Sarah Sze's "Sleepers" (2022) / Courtesy of Podo Museum

Chloe Kim, executive director of the Podo Museum / Courtesy of Podo Museum
This humble recognition lies at the heart of the Podo Museum’s new exhibition, “We, Such Fragile Beings.”
“I’ve often wondered why we become so consumed by the skirmishes of daily life, why we hurl ourselves into endless conflict when, in truth, these problems are like molecules, [infinitesimally small against the vast scale of the cosmos],” reflected Chloe Kim, the museum’s executive director, at a recent press preview.
But the show doesn’t lean toward existential dread. Instead, it suggests that only by lingering in our shared finiteness and imperfection can we begin to explore the possibilities for connection.
“An experience that lifts us beyond our immediate concerns allows us to gain distance from what troubles us, opening the space to see and feel differently,” Kim mused.
Gathered under her curatorial vision are 13 artists from around the world, each exploring the delicate threads that quietly bind us together.

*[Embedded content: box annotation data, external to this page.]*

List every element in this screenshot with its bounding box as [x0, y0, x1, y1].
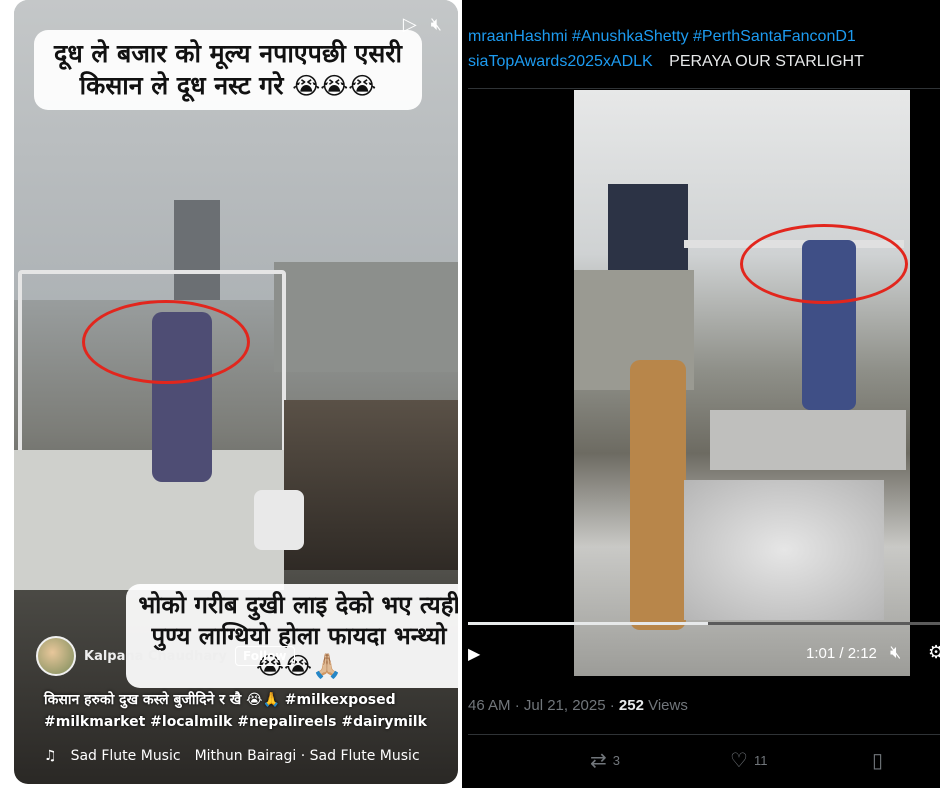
tweet-hashtags-line-2: siaTopAwards2025xADLK PERAYA OUR STARLIG… [468, 53, 864, 71]
like-button[interactable]: ♡ 11 [730, 748, 767, 773]
tweet-hashtags-line-1: mraanHashmi #AnushkaShetty #PerthSantaFa… [468, 28, 856, 46]
retweet-button[interactable]: ⇄ 3 [590, 748, 620, 773]
tweet-text: PERAYA OUR STARLIGHT [669, 53, 864, 70]
author-name[interactable]: Kalpana Chaudhary [84, 649, 227, 664]
crowd [284, 400, 458, 570]
play-icon[interactable]: ▷ [403, 14, 417, 35]
tweet-timestamp[interactable]: 46 AM · Jul 21, 2025 · [468, 697, 619, 714]
heart-icon: ♡ [730, 750, 748, 772]
tweet-video[interactable] [574, 90, 910, 676]
truck-bed [14, 450, 284, 590]
video-progress-bar[interactable] [468, 622, 940, 625]
caption-top: दूध ले बजार को मूल्य नपाएपछी एसरी किसान … [34, 30, 422, 110]
milk-can [254, 490, 304, 550]
like-count: 11 [753, 753, 768, 768]
right-screenshot: mraanHashmi #AnushkaShetty #PerthSantaFa… [462, 0, 940, 788]
building [274, 262, 458, 372]
hashtags-line[interactable]: #milkmarket #localmilk #nepalireels #dai… [44, 714, 427, 730]
left-screenshot: दूध ले बजार को मूल्य नपाएपछी एसरी किसान … [0, 0, 462, 788]
video-timestamp: 1:01 / 2:12 [806, 645, 877, 662]
music-note-icon: ♫ [44, 748, 57, 764]
video-controls-top: ▷ 🔇︎ [403, 14, 442, 35]
mute-icon[interactable]: 🔇︎ [431, 14, 442, 35]
description-line: किसान हरुको दुख कस्ले बुजीदिने र खै 😭🙏 #… [44, 692, 396, 708]
video-progress-fill [468, 622, 708, 625]
tweet-meta: 46 AM · Jul 21, 2025 · 252 Views [468, 697, 688, 714]
divider [468, 88, 940, 89]
reel-video[interactable]: दूध ले बजार को मूल्य नपाएपछी एसरी किसान … [14, 0, 458, 784]
play-icon[interactable]: ▶ [468, 644, 480, 664]
hashtag[interactable]: mraanHashmi [468, 28, 568, 45]
truck-bed [710, 410, 906, 470]
avatar[interactable] [36, 636, 76, 676]
retweet-icon: ⇄ [590, 750, 607, 772]
red-highlight-circle [82, 300, 250, 384]
mute-icon[interactable]: 🔇︎ [890, 642, 901, 663]
views-count: 252 [618, 697, 644, 714]
music-title: Sad Flute Music [70, 748, 181, 764]
music-artist: Mithun Bairagi · Sad Flute Music [194, 748, 420, 764]
bookmark-icon: ▯ [872, 750, 884, 772]
crying-emoji: 😭😭😭 [292, 72, 377, 100]
author-row: Kalpana Chaudhary Follow [36, 636, 295, 676]
hashtag[interactable]: #AnushkaShetty [572, 28, 689, 45]
settings-icon[interactable]: ⚙ [928, 642, 940, 663]
music-row[interactable]: ♫ Sad Flute Music Mithun Bairagi · Sad F… [44, 748, 420, 764]
tweet-actions: ⇄ 3 ♡ 11 ▯ [462, 748, 940, 772]
man-standing [630, 360, 686, 630]
retweet-count: 3 [612, 753, 620, 768]
red-highlight-circle [740, 224, 908, 304]
billboard [608, 184, 688, 274]
follow-button[interactable]: Follow [234, 646, 295, 666]
hashtag[interactable]: #PerthSantaFanconD1 [693, 28, 856, 45]
milk-cans [684, 480, 884, 620]
hashtag[interactable]: siaTopAwards2025xADLK [468, 53, 653, 70]
bookmark-button[interactable]: ▯ [872, 748, 883, 773]
views-label: Views [643, 697, 688, 714]
divider [468, 734, 940, 735]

Installation view of the Podo Museum's new group exhibition, "We, Such Fragile Beings" / Courtesy of Podo Museum

Annabel Daou's "WHEN IN THE COURSE OF HUMAN EVENTS" (2019-20) / Courtesy of Podo Museum
Beginning with the opening line of the U.S. Declaration of Independence — “When in the course of human events, it becomes necessary to …” — Annabel Daou’s monumental scroll stretches from wall to floor in an unbroken sweep.
In place of the original declaration’s entreaty to political action, however, her handwritten lines, gathered from voices spanning continents and classes, speak of small, ordinary acts: “to dream in the night,” “to run for the hills,” “to butter your toast.” It’s a kind of collective declaration, a chorus of the everyday.
“What was really interesting to me was the sense of excitement — the possibility of rewriting or taking on the form of this U.S. document that was written by wealthy white men and putting it in the voices of people from across the world,” Daou said.

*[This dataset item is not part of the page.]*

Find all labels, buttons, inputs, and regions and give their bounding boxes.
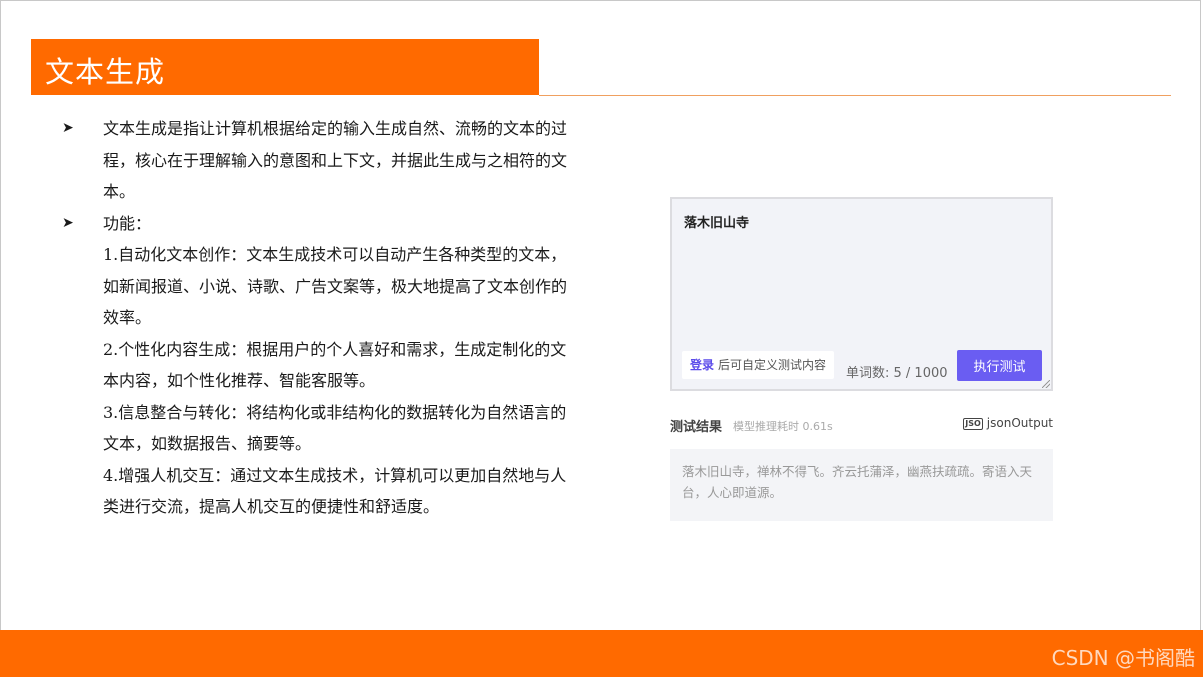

Maarten Baas' "Real Time Conveyor Belt Clock" (2025), left, and "Real Time XL The Artist" (2018) / Courtesy of Podo Museum
Another thread that binds us in our shared fragility is time itself, an unceasing current we can never swim against.
In the hands of artists like Maarten Baas and Lee Wan, the abstract flow of time becomes something we can see and feel.
Baas’ “Real Time Conveyor Belt Clock,” created specifically for the Jeju exhibition, makes this transformation visible.
In its endless video loop, workers in blue overalls assemble and dismantle paper clock hands on conveyor belts. With each passing minute, a new pair of hands takes shape, perfectly aligned with the time the viewer stands before it. Here, time is expressed as a tangible cycle of making and unmaking.

Lee Wan's "Proper Time" (2025) / Courtesy of Podo Museum
Meanwhile, Lee fills a blindingly white hallway with 560 clocks, each ticking to its own rhythm. Beneath every face is a name, birth year, occupation and nationality.
First presented at the Korean Pavilion during the 2017 Venice Biennale, “Proper Time” turns time into a deeply personal experience. A minute is never the same for everyone. For American doctors, Indian farmers, German students and Korean office workers, each clock beats to the pulse of a different existence.
“There’s a formula,” Lee explained. “By entering data from the people I interviewed — their income, their country’s GDP (gross domestic product), the average cost of a single meal, etc. — I calculated the speed of time for each person. In the end, the pace is shaped not only by individual income, but also by the power of the nations they inhabit.”

Robert Montgomery's "Love is The Revolutionary Energy" (2025) / Korea Times photo by Park Han-sol
The exhibition ends in the museum’s front yard with the glowing punch of Robert Montgomery’s outdoor work, its lightbulbs spelling out: “Love is the revolutionary energy that annihilates the shadows and collapses this distance between us.”
“We, Such Fragile Beings” runs through Aug. 8, 2026 at the Podo Museum.